Above: Kirra Farquharson and Emilia Stubbs Grigoriou, Below: Jake Fryer-Hornsby and Sonya Kerr
August: Osage County
By Tracy Letts
Directed by Louise Fischer
New Theatre production
542 king street,
Season: June 6 – July 7, 2018. Duration: 3-hour 10-minutes (with two intervals). Bookings: newtheatre.org.au
The title of this captivating drama August: Osage County gives the unsuspecting audience member no clue as to what they are about to experience, which is a good thing because there are so many sub-plots and diverse characters that a different label on the play could inadvertently highlight or overlook certain characters.
I suspect that this is a complex production to present. And yet, under the direction of Louise Fischer, the New Theatre has done so with simplicity and creativity. From lighting and sound to costumes and staging, the show is engrossing and thoroughly enjoyable from start to finish, which is no mean feat, given the 3-hour 10-minute duration (with two intervals).
The story is set in the family home of Beverly and Violet Weston, located in a small County in Oklahoma. After Beverly’s sudden disappearance, the Weston children and their partners regroup and await news of their father’s plight. Old wounds and sibling rivalries resurface, exacerbated by the matriarch Violet, whose senility is worsened by her uncontrolled misuse of prescription drugs.

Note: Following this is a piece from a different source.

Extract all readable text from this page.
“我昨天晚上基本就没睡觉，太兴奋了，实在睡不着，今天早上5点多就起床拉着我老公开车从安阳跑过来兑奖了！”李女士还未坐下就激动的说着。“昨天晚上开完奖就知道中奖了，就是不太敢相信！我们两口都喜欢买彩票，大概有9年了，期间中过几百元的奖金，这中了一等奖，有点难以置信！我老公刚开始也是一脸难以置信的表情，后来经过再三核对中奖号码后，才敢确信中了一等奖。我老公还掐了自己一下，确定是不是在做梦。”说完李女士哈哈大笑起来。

What ensues is a revelation of truth, lies and secrets as family ties slowly disintegrate. Although the story seems a bit overdramatic, it provides plenty of contemporary subject matter and discussion-provoking material.

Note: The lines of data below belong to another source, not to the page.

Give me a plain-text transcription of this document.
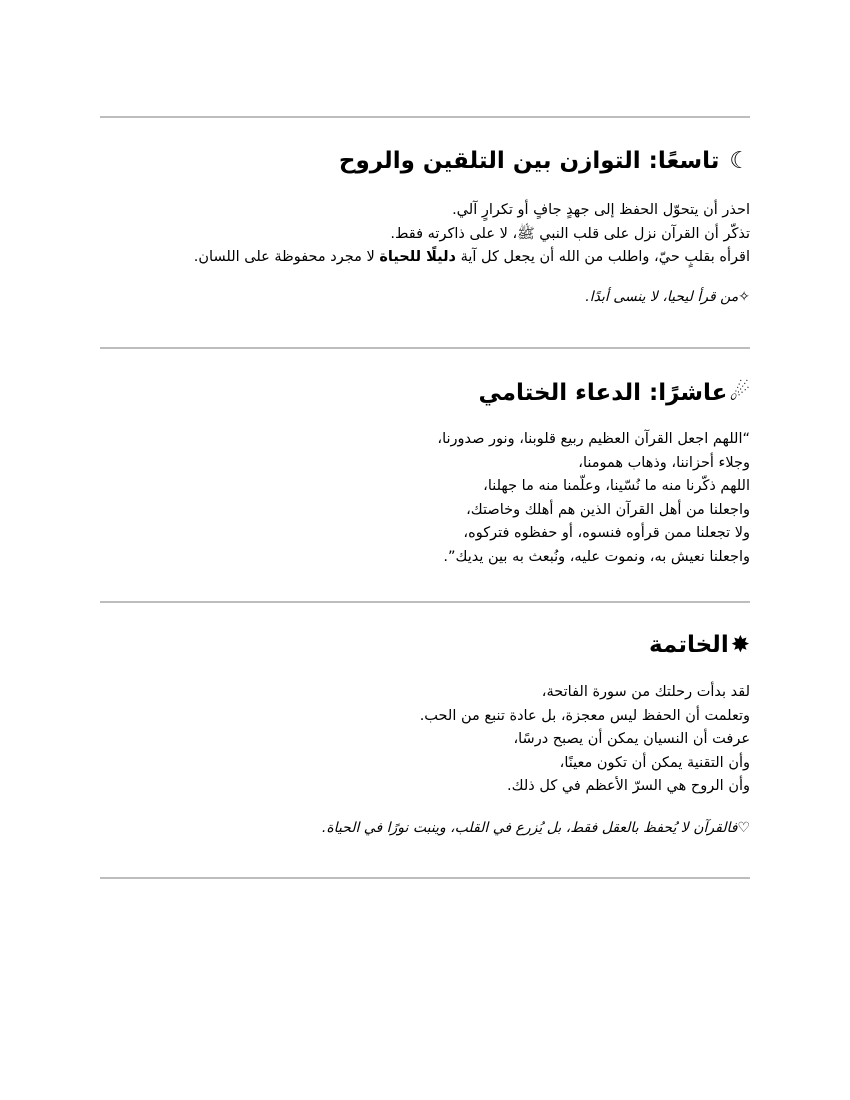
☾ تاسعًا: التوازن بين التلقين والروح
احذر أن يتحوّل الحفظ إلى جهدٍ جافٍ أو تكرارٍ آلي.
تذكّر أن القرآن نزل على قلب النبي ﷺ، لا على ذاكرته فقط.
اقرأه بقلبٍ حيّ، واطلب من الله أن يجعل كل آية دليلًا للحياة لا مجرد محفوظة على اللسان.

✧من قرأ ليحيا، لا ينسى أبدًا.

☄عاشرًا: الدعاء الختامي
“اللهم اجعل القرآن العظيم ربيع قلوبنا، ونور صدورنا،
وجلاء أحزاننا، وذهاب همومنا،
اللهم ذكّرنا منه ما نُسّينا، وعلّمنا منه ما جهلنا،
واجعلنا من أهل القرآن الذين هم أهلك وخاصتك،
ولا تجعلنا ممن قرأوه فنسوه، أو حفظوه فتركوه،
واجعلنا نعيش به، ونموت عليه، ونُبعث به بين يديك”.
✸الخاتمة
لقد بدأت رحلتك من سورة الفاتحة،
وتعلمت أن الحفظ ليس معجزة، بل عادة تنبع من الحب.
عرفت أن النسيان يمكن أن يصبح درسًا،
وأن التقنية يمكن أن تكون معينًا،
وأن الروح هي السرّ الأعظم في كل ذلك.

♡فالقرآن لا يُحفظ بالعقل فقط، بل يُزرع في القلب، وينبت نورًا في الحياة.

There are fabulous performances by all the cast. Dominating the story are Violet Weston and her well-intentioned but controlling daughter Barbara Fordham, played superbly by Alice Livingstone and Helen Stuart. Both actors relished their roles and ably triggered audience emotions to like or despise them at different times.
All cast members had their ‘spotlight’ moment and delivered their characters without fault. James Bean opened the show with humour and set the background scenario. Then a cavalcade of characters emerged that we have all seen in our own lives, some we like and others we avoid.
Throughout the drama, a steady constant existed in the character of Johnna Monevata, the Native American housekeeper who acted as the near-silent observer. Her humble and good nature was a much-needed contrast to the murky lives of the family of her all white-American employers. She was perfectly performed by Emilia Stubbs-Grigoriou.
Applause to all the remaining cast members: Emily Weare, Peter Flett, Sonya Kerr, Adrian Adam, Kirra Farquharson, Brett Heath, Amy Scott-Smith, Lynden Jones and Jake Fryer-Hornsby.
Full credit must go to the production team. The open stage design created three distinct locations (dining room, lounge room and attic bedroom) in the house. The family dinner scene was a memorable staging challenge with many characters in full swing. Special mention for lighting as this was crucial in keeping the audience on track as scenes were changed.
Sitting towards the back of the theatre, I can report that volume, diction and accents came across loud and clear.
A line from Violet Weston just might offer some insight into what this play is all about: “Thank God we can’t tell the future. We’d never get out of bed”.
Well, my advice is to definitely get out of bed and see this production at the New Theatre. You will be delighted!